Speaking at a UNHCR conference on the integration of refugees in Malta, Dr Mifsud Bonnici said that future policy development would require that all those who offered mainstream services to migrants enjoying protection would clarify the exact nature of the rights and entitlements of those holding this status.

“Our society needs to come to a stage, precisely because of the need to seriously adopt the ‘integration is a two-way process’ policy principle, where newcomers to our society are enabled to participate in it and contribute to it by making it clear what they can be expected to receive and what not, and what they are expected to contribute and what not.

“It would no longer be acceptable for those offering private or public services to tell anyone that he is not entitled to a service because of the lurking suspicion or prejudice that a black person cannot be entitled to anything.

“Likewise, it would no longer be acceptable for someone to remain for excessive lengths of time in a reception centre at the public’s cost, when that person is expected to start contributing to society as soon as possible. To implement this goal, all services, state or public, need to be ‘integration-friendly.’ This is the next stage, where we need to get to in the next few years,” Dr Mifsud Bonnici said.

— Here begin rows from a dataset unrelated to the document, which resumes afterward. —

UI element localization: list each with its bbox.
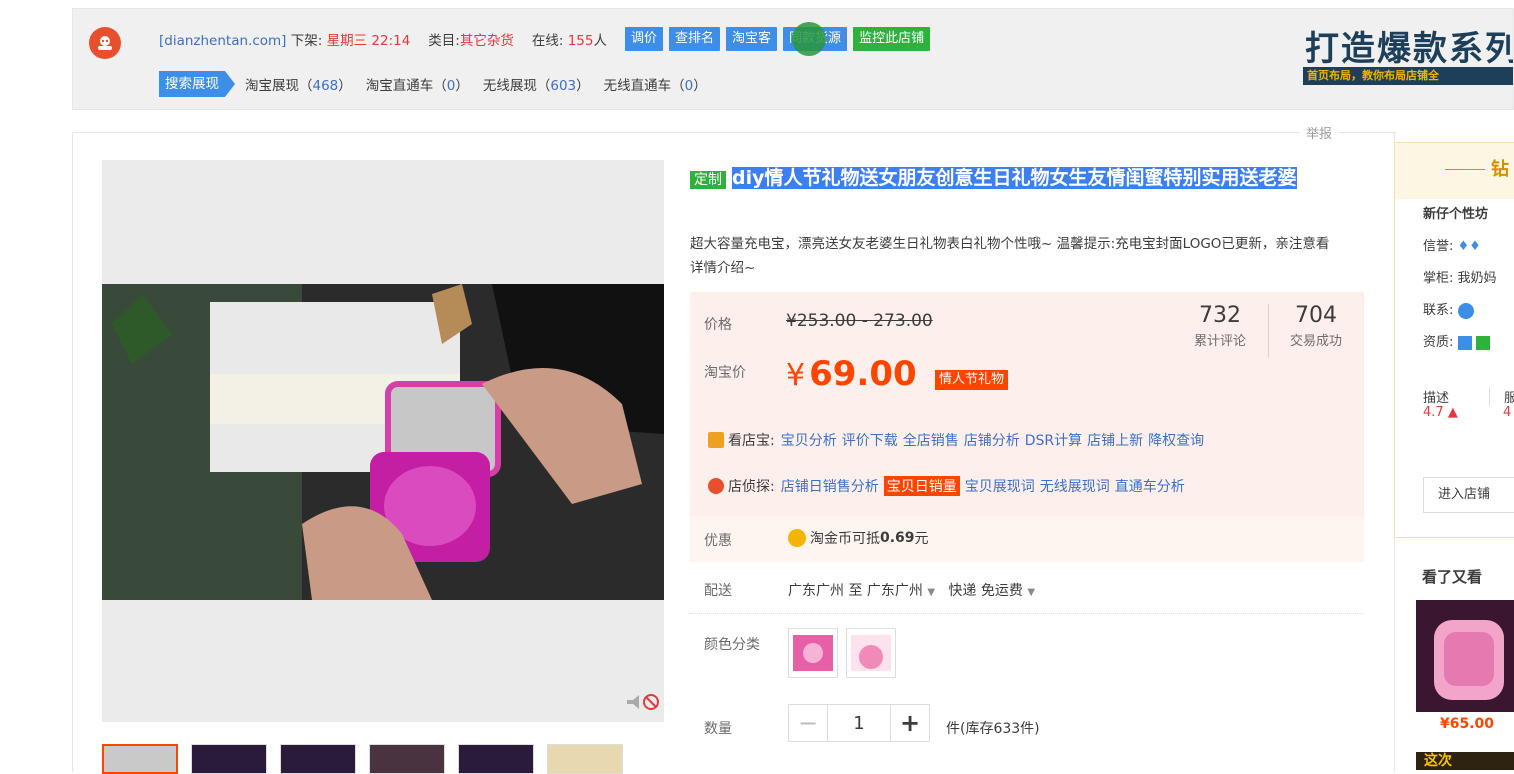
stock-info: 件(库存633件) bbox=[946, 721, 1040, 737]
adjust-price-button[interactable]: 调价 bbox=[625, 27, 664, 51]
product-main-image[interactable] bbox=[102, 160, 664, 722]
cert-icon bbox=[1475, 335, 1490, 350]
quantity-decrease-button[interactable]: − bbox=[789, 705, 827, 741]
stat-wireless-ztc[interactable]: 无线直通车（0） bbox=[604, 74, 707, 94]
shop-card-header: 钻 bbox=[1395, 143, 1514, 199]
ad-banner[interactable]: 打造爆款系列课 首页布局，教你布局店铺全 bbox=[1299, 23, 1513, 91]
report-link[interactable]: 举报 bbox=[1300, 123, 1339, 142]
link-wireless-words[interactable]: 无线展现词 bbox=[1040, 476, 1110, 496]
also-viewed-item-price: ¥65.00 bbox=[1440, 716, 1495, 732]
mouse-cursor-indicator bbox=[792, 22, 826, 56]
product-photo bbox=[102, 284, 664, 600]
link-review-download[interactable]: 评价下载 bbox=[842, 430, 898, 450]
category-info: 类目:其它杂货 bbox=[428, 33, 514, 49]
reviews-stat[interactable]: 732 累计评论 bbox=[1180, 302, 1260, 349]
price-label: 价格 bbox=[704, 317, 732, 333]
product-subtitle: 超大容量充电宝，漂亮送女友老婆生日礼物表白礼物个性哦~ 温馨提示:充电宝封面LO… bbox=[690, 236, 1330, 276]
stat-wireless-display[interactable]: 无线展现（603） bbox=[483, 74, 590, 94]
desc-score: 4.7 ▲ bbox=[1423, 405, 1458, 420]
quantity-stepper: − 1 + bbox=[788, 704, 930, 742]
color-swatch-1[interactable] bbox=[788, 628, 838, 678]
shop-contact[interactable]: 联系: bbox=[1423, 299, 1478, 319]
taobao-price-label: 淘宝价 bbox=[704, 365, 746, 381]
also-viewed-item-2[interactable]: 这次 bbox=[1416, 752, 1514, 770]
kandianbao-links: 看店宝: 宝贝分析 评价下载 全店销售 店铺分析 DSR计算 店铺上新 降权查询 bbox=[708, 430, 1209, 450]
check-ranking-button[interactable]: 查排名 bbox=[669, 27, 721, 51]
delivery-row: 配送 广东广州 至 广东广州 ▼ 快递 免运费 ▼ bbox=[690, 562, 1364, 614]
price-panel: 价格 ¥253.00 - 273.00 淘宝价 ¥69.00 情人节礼物 732… bbox=[690, 292, 1364, 516]
service-score-label: 服 bbox=[1489, 387, 1514, 406]
kandianbao-label: 看店宝: bbox=[728, 433, 775, 449]
dianzhentan-links: 店侦探: 店铺日销售分析 宝贝日销量 宝贝展现词 无线展现词 直通车分析 bbox=[708, 476, 1190, 496]
no-zoom-icon[interactable] bbox=[625, 693, 661, 711]
original-price: ¥253.00 - 273.00 bbox=[786, 311, 933, 331]
color-swatch-2[interactable] bbox=[846, 628, 896, 678]
search-display-tag[interactable]: 搜索展现 bbox=[159, 71, 235, 97]
enter-shop-button[interactable]: 进入店铺 bbox=[1423, 477, 1514, 513]
link-demotion-check[interactable]: 降权查询 bbox=[1148, 430, 1204, 450]
shop-name[interactable]: 新仔个性坊 bbox=[1423, 203, 1488, 222]
link-shop-sales[interactable]: 全店销售 bbox=[903, 430, 959, 450]
dropdown-arrow-icon: ▼ bbox=[927, 587, 936, 598]
banner-title: 打造爆款系列课 bbox=[1305, 29, 1513, 69]
shop-credit: 信誉: ♦♦ bbox=[1423, 239, 1481, 254]
license-icon bbox=[1457, 335, 1472, 350]
dianzhentan-icon bbox=[708, 478, 724, 494]
dianzhentan-logo-icon[interactable] bbox=[89, 27, 121, 59]
desc-score-label: 描述 bbox=[1423, 391, 1450, 406]
taojinbi-icon bbox=[788, 529, 806, 547]
also-viewed-item-image[interactable] bbox=[1416, 600, 1514, 712]
quantity-input[interactable]: 1 bbox=[827, 705, 891, 741]
shop-qualification: 资质: bbox=[1423, 331, 1490, 350]
product-title-text: diy情人节礼物送女朋友创意生日礼物女生友情闺蜜特别实用送老婆 bbox=[732, 167, 1297, 189]
also-viewed-title: 看了又看 bbox=[1422, 568, 1483, 586]
stat-taobao-ztc[interactable]: 淘宝直通车（0） bbox=[366, 74, 469, 94]
shop-keeper: 掌柜: 我奶妈 bbox=[1423, 271, 1497, 286]
plugin-toolbar: [dianzhentan.com] 下架: 星期三 22:14 类目:其它杂货 … bbox=[72, 8, 1514, 110]
quantity-increase-button[interactable]: + bbox=[891, 705, 929, 741]
color-label: 颜色分类 bbox=[704, 637, 760, 653]
source-site-link[interactable]: [dianzhentan.com] 下架: 星期三 22:14 bbox=[159, 29, 410, 49]
link-item-display-words[interactable]: 宝贝展现词 bbox=[965, 476, 1035, 496]
dropdown-arrow-icon: ▼ bbox=[1027, 587, 1036, 598]
product-title: 定制 diy情人节礼物送女朋友创意生日礼物女生友情闺蜜特别实用送老婆 bbox=[690, 164, 1370, 194]
valentine-tag[interactable]: 情人节礼物 bbox=[935, 370, 1009, 390]
online-count: 在线: 155人 bbox=[531, 33, 607, 49]
link-shop-new[interactable]: 店铺上新 bbox=[1087, 430, 1143, 450]
service-score: 4 bbox=[1503, 405, 1512, 420]
taojinbi-info[interactable]: 淘金币可抵 0.69 元 bbox=[788, 528, 929, 548]
stat-divider bbox=[1268, 304, 1269, 358]
quantity-label: 数量 bbox=[704, 721, 732, 737]
taobaoke-button[interactable]: 淘宝客 bbox=[726, 27, 778, 51]
delivery-destination-select[interactable]: 广东广州 ▼ bbox=[867, 583, 935, 599]
discount-label: 优惠 bbox=[704, 533, 732, 549]
wangwang-icon bbox=[1457, 302, 1474, 319]
link-item-analysis[interactable]: 宝贝分析 bbox=[781, 430, 837, 450]
discount-row: 优惠 淘金币可抵 0.69 元 bbox=[690, 516, 1364, 562]
link-daily-item-sales[interactable]: 宝贝日销量 bbox=[883, 476, 960, 496]
delivery-info: 广东广州 至 广东广州 ▼ 快递 免运费 ▼ bbox=[788, 583, 1036, 599]
monitor-shop-button[interactable]: 监控此店铺 bbox=[853, 27, 931, 51]
dianzhentan-label: 店侦探: bbox=[728, 479, 775, 495]
arrow-up-icon: ▲ bbox=[1447, 405, 1458, 420]
link-dsr-calc[interactable]: DSR计算 bbox=[1025, 430, 1082, 450]
quantity-row: 数量 − 1 + 件(库存633件) bbox=[690, 700, 1364, 750]
custom-tag: 定制 bbox=[690, 171, 726, 189]
link-shop-analysis[interactable]: 店铺分析 bbox=[964, 430, 1020, 450]
link-ztc-analysis[interactable]: 直通车分析 bbox=[1115, 476, 1185, 496]
stat-taobao-display[interactable]: 淘宝展现（468） bbox=[245, 74, 352, 94]
kandianbao-icon bbox=[708, 432, 724, 448]
color-options-row: 颜色分类 bbox=[690, 628, 1364, 688]
delivery-label: 配送 bbox=[704, 583, 732, 599]
shop-info-card: 钻 新仔个性坊 信誉: ♦♦ 掌柜: 我奶妈 联系: 资质: 描述 4.7 ▲ … bbox=[1394, 142, 1514, 538]
link-daily-shop-sales[interactable]: 店铺日销售分析 bbox=[781, 476, 879, 496]
shipping-method-select[interactable]: 快递 免运费 ▼ bbox=[948, 583, 1035, 599]
current-price: ¥69.00 bbox=[786, 354, 917, 394]
deals-stat[interactable]: 704 交易成功 bbox=[1276, 302, 1356, 349]
toolbar-row-2: 搜索展现 淘宝展现（468） 淘宝直通车（0） 无线展现（603） 无线直通车（… bbox=[159, 71, 721, 97]
banner-subtitle: 首页布局，教你布局店铺全 bbox=[1303, 67, 1513, 85]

The minister said that between 2002 and 2007 around 8,880 irregular immigrants reached the Maltese islands.

“In these difficult circumstances, both for the persons arriving themselves and for the authorities, Malta’s commitment to protection for those entitled to it is amply manifested by the data: we have granted protection to slightly less than half of asylum applicants who requested protection in the period between 1st January 2002 and 31st December 2007. In real numbers, of the 5,337 asylum applications submitted during this period, involving 5,856 persons, 193 persons have been awarded refugee status and 2,625 have been granted humanitarian protection whilst there were 2,278 rejections.”

“Notwithstanding our best desires, Malta will never be in a position to successfully integrate more than a very small number of legally residing third-country nationals. Since we are carrying a disproportionate share of the burden at the beginning of the process of asylum, this should be granted to Malta, and hence the need for continuing all our efforts to return and resettle, depending on status,” Dr Mifsud Bonnici said.